August 2021 | 718 words | 3-minute read
In March 2020, when India swiftly went into lockdown in the wake of the Covid-19 pandemic, Ardeep Chakroborty witnessed first-hand the terrible economic cost borne by the most vulnerable communities. A system engineer with Tata Consultancy Services (TCS) in West Bengal, 28-year-old Ardeep noticed that many homes had been plunged into a state of financial despair in his neighbourhood, Khardaha, located near Kolkata.
“Those who were part of the unorganised sector — hawkers, rickshaw pullers and the like — found themselves without jobs, livelihoods, all in less than a week,” he recalls. “I decided I had to find a way to help them out of this calamity.”
Ardeep undertook what he describes as a ‘self-propelled initiative’. He purchased rice, potatoes and sanitary napkins at his own expense, and contacted a local club to help him distribute these goods to the needy. “The volunteers at the club knew where those in need lived and the best way to reach them. With their assistance, on April 1, 2020, I went door to door distributing these goods.”
The situation was grim. While government initiatives like rationing existed, help often did not reach ground level, or was inconsistent. Ardeep also noticed that though Covid-19 had devasted livelihoods, the state of labourers was worsened because of an obvious lack of communication from more privileged sections of society.

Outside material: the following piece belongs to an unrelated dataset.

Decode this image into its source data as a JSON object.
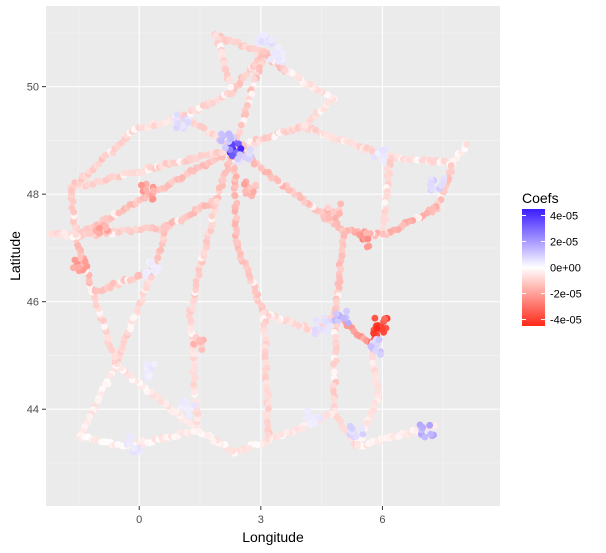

“There is such a disconnect. They have no access to basic needs,” he says. “For instance, when I had a woman volunteer distribute sanitary napkins to disadvantaged women, they had no idea what they were or how to use them.”
Despite the challenges, Ardeep’s efforts helped reach these essentials to over 50 households in the area.
Always a helper
While Ardeep’s philanthropic efforts during the pandemic were successful, they were by no means the first he had taken on. While pursuing a BTech degree at the Heritage Institute of Technology in West Bengal, he collaborated with NGOs like Bhoomi, to organise blood donation and medical check-up camps in his locality.
He carried forward his drive to help people after being recruited on-campus by TCS almost four years ago. Ardeep was part of TCS Maitree, an initiative by TCS associates and their families, to develop and propagate volunteer-driven, meaningful activities that make a difference to society. “Through TCS Maitree, I visited an old age home in Barrackpore, organised an eye check-up camp in the slums near Bidhannagar Road railway station, and provided tutorials to children in Thiruvananthapuram,” shares Ardeep, who has also donated all his organs under the National Organ and Tissue Transplant Organisation (NOTTO). “I was part of Project Lifeforce as well, which is a blood donation camp organised at TCS offices, to ensure blood reaches patients at Tata Medical Center in Kolkata.”
Combating the second wave
As he did last year, Ardeep has marshalled resources and volunteers to bring help where it is most needed — though the focus has changed. “The first wave was about hunger and livelihood, but this time, it’s a health infrastructure crisis, though I would add that for many people, dal-roti is oxygen,” he says. “As part of the current initiative, I am working with an organisation called Red Volunteers in our locality that goes to every household in the neighbourhood that sends out a distress call, to bring them oxygen cylinders or if they already have oxygen cylinders, to refill them.”
The organisation also helps patients get to the hospital, which Ardeep has identified as a major gap. He explains, “My area is outside of Kolkata and all hospitals and nursing homes are in the city. There have been issues with patients being unable to connect with ambulance services, or these services not being available 24x7, of patients and their families being charged exorbitant rates, or being refused altogether because they are Covid positive. This organisation is helping patients navigate these issues.”
Despite seeing the difficulties on the ground, Ardeep is confident we can see the end of this health disaster. “If each person helps out in whatever way they can in their neighbourhoods, the circumference of aid grows. Though our individual efforts may seem little to us in the vast scale of this crisis, combined, we can beat this thing,” he concludes.